Les Africains ont manifestement enterré leurs morts très délibérément, bien que d’autres manières, peut-être pendant des centaines de milliers d’années avant l’enterrement de Mtoto檚 – et peut-être avant Homo sapiens avait techniquement vu le jour. Les paléoanthropologues Lee Berger et John Hawks soutiennent que Homo naledi ont transporté leurs morts à travers les tunnels étroits dans l’obscurité de la Rising Star Cave en Afrique du Sud il y a environ 300 000 ans. Les archéologues débattent toujours de cette affirmation, mais si Berger et Hawks ont raison, Rising Star est un exemple de cache funéraire – un endroit où les gens mettent leurs morts sans nécessairement creuser un trou pour les enterrer.

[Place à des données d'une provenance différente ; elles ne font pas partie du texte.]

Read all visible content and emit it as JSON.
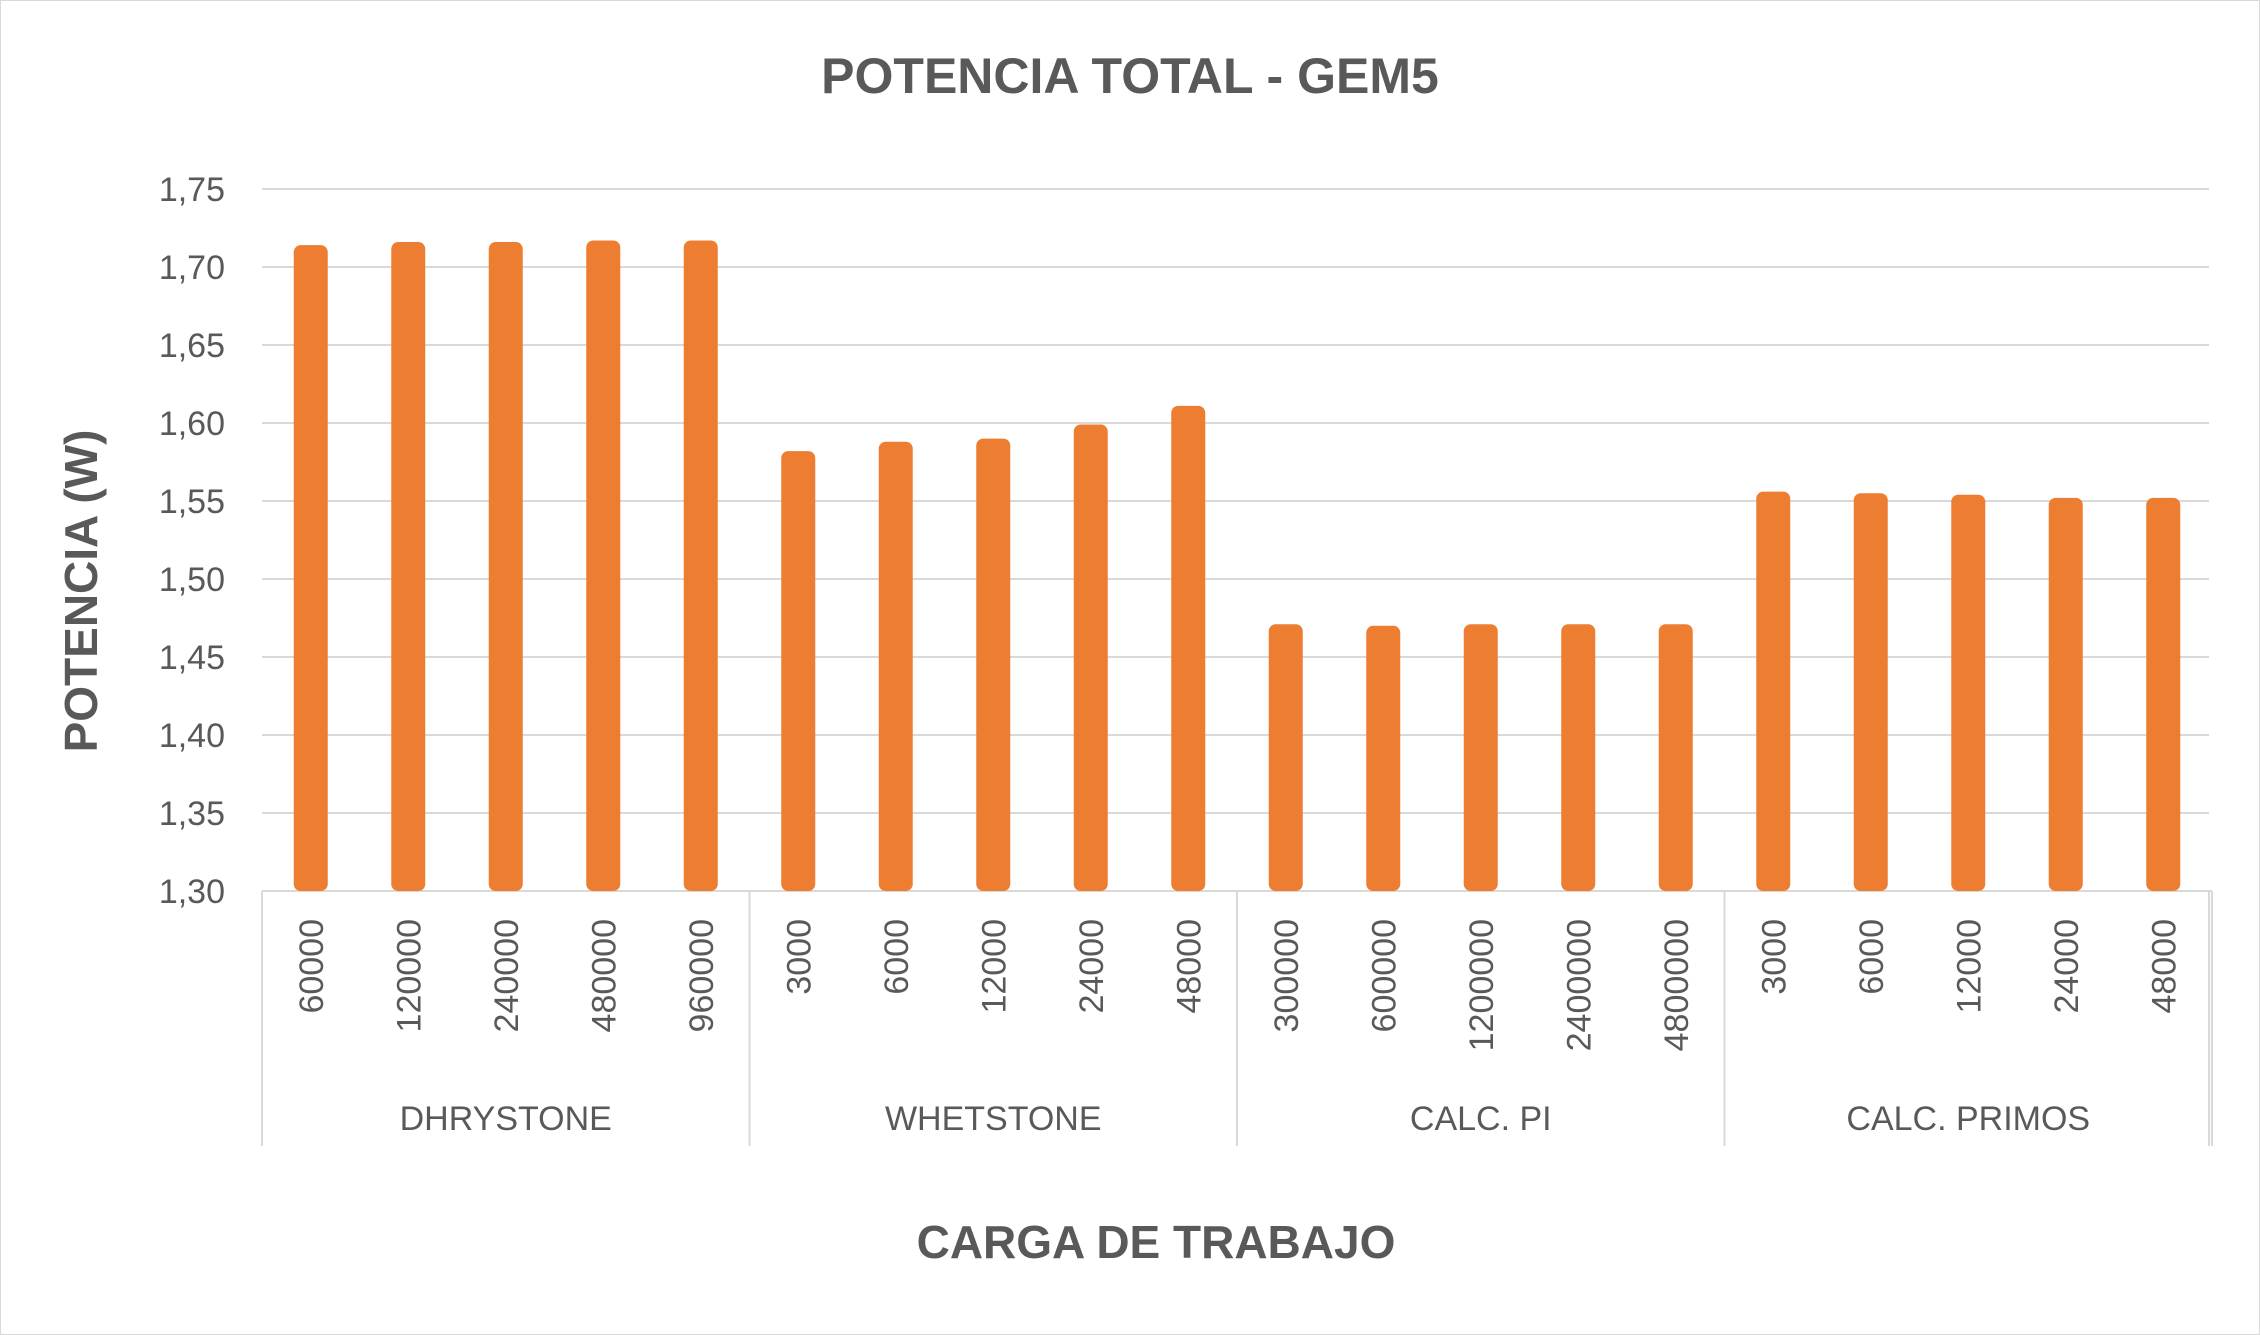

La grotte de Sima de los Huesos en Espagne peut ont servi un objectif similaire pour d’autres hominidés il y a environ 400 000 ans.
Les deux autres « enterrements » humains les plus anciens en Afrique sont une tombe de 68 000 ans à Taramsa, en Égypte, et une tombe de 58 à 74 000 ans à Border Cave, en Afrique du Sud. Mais ce sont aussi techniquement des caches funéraires plutôt que des sépultures, selon les chercheurs. Indépendamment des détails techniques, sur les deux sites, les gens ont clairement pris du temps et des efforts pour déposer les restes avec soin ; l’enfant à Border Cave a même été enterré avec une coquille perforée, peinte à l’ocre.
Et c’est la chose vraiment troublante que les trois tombes humaines les plus anciennes d’Afrique ont en commun : elles appartiennent toutes à de jeunes enfants. Cela suggère, écrivent Martinon-Torres et ses collègues, que “Homo sapienLes populations conservaient intentionnellement les cadavres des jeunes membres de leurs groupes il y a environ 78 000 à 69 000 ans. Homo sapiens ou sépulture néandertalienne d’il y a 120 000 ans à la fin du Pléistocène, un peu plus de la moitié appartiennent à des enfants.
Les os des enfants sont plus petits, plus fragiles et moins susceptibles de survivre des millénaires dans le sol ou les recoins d’une grotte que ceux des adultes. Cela peut nous dire quelque chose sur la démographie ancienne; cela pourrait indiquer un pourcentage plus élevé d’enfants dans la population, un taux de mortalité infantile plus élevé, ou probablement une combinaison des deux.
La nature, DOI 2021 : 10.1038/s41586-021-03457-8 (À propos des DOI).